Third party QROPS is the term the offshore pension industry gives to qualifying recognised overseas pension schemes based in one country when the retirement saver lives in another. For instance, many expats have a pension hosted on Guernsey when they live in Spain or one of the Middle East Gulf countries.
The confusion and misinformation in the pensions industry comes from a comment in the latest tax information and impact note (TIIN) concerning QROPS from HMRC.
It says: “This measure will ensure a fairer tax system by making changes to the system of transfers of pension savings from registered pension schemes to QROPS.
“This will ensure that the system continues to be used for its intended purpose of allowing individuals who intend to leave the UK permanently to take their pension savings with them, free of UK tax, to their new country of residence in order to continue saving to provide an income in their retirement.”
Many so-called experts have wrongly suggested this phrase means QROPS investors can only set up a pension in the country where they are resident.

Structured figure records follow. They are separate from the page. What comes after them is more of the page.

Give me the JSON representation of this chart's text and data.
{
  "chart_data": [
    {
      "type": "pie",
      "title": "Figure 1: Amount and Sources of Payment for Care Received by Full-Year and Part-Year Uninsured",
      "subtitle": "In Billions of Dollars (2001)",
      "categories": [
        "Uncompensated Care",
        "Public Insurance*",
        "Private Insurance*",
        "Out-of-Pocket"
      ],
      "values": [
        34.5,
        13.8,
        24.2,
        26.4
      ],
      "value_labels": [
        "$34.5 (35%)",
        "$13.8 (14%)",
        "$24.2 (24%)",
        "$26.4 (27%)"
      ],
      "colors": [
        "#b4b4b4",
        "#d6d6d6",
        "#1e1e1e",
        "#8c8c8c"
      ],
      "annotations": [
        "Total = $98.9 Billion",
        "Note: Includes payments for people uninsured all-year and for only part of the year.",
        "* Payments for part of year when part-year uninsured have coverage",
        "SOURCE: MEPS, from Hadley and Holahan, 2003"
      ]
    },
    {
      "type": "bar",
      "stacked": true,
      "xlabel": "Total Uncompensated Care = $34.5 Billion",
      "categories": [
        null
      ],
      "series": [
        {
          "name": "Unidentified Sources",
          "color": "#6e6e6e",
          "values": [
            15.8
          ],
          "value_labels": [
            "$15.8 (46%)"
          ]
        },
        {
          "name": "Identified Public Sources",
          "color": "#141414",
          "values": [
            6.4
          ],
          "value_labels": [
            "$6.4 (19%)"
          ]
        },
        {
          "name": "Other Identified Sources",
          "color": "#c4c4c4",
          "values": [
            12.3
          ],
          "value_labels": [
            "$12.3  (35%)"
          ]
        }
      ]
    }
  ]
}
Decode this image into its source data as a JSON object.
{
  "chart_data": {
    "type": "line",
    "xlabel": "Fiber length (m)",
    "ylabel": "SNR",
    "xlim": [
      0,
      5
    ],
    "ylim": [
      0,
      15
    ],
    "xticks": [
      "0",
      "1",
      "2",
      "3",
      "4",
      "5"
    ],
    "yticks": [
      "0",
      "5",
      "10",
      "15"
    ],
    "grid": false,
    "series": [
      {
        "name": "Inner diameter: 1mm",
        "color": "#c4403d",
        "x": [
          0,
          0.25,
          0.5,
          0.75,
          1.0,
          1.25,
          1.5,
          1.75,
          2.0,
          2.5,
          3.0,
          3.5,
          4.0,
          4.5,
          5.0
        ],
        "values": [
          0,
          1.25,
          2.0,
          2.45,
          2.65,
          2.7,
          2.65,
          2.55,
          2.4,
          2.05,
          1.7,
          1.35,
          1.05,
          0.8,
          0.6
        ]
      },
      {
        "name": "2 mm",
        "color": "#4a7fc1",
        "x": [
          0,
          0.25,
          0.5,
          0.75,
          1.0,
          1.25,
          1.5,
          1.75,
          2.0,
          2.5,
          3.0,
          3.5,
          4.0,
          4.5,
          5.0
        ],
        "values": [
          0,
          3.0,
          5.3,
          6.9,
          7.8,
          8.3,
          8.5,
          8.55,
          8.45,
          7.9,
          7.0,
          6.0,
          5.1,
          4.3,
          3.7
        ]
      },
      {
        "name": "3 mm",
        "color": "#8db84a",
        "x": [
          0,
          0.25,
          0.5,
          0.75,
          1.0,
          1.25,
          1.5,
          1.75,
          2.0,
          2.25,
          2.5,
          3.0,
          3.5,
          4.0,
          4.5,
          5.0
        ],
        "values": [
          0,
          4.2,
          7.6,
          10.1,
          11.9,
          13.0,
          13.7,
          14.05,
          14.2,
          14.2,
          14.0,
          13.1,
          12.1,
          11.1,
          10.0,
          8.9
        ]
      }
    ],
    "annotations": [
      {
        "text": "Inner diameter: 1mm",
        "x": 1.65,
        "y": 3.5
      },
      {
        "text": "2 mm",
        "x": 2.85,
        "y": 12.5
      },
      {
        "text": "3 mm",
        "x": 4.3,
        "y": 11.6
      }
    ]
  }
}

HMRC explains that the current QROPS policy is set out in the TIIN.
“QROPS were not intended to be used as a method of converting existing pension savings into a lump sum or escaping taxation on pension savings,” said an HMRC spokesman.
“An individual can move their UK pension savings to a pension scheme established in another country which is different to the one in which they are resident.”
The answer helps retirement savers looking at transferring their UK pensions to a QROPS.
Malta QROPS are tipped as the main beneficiaries of third party schemes due to strict regulation and tax relationships with other countries as a member of the European Union.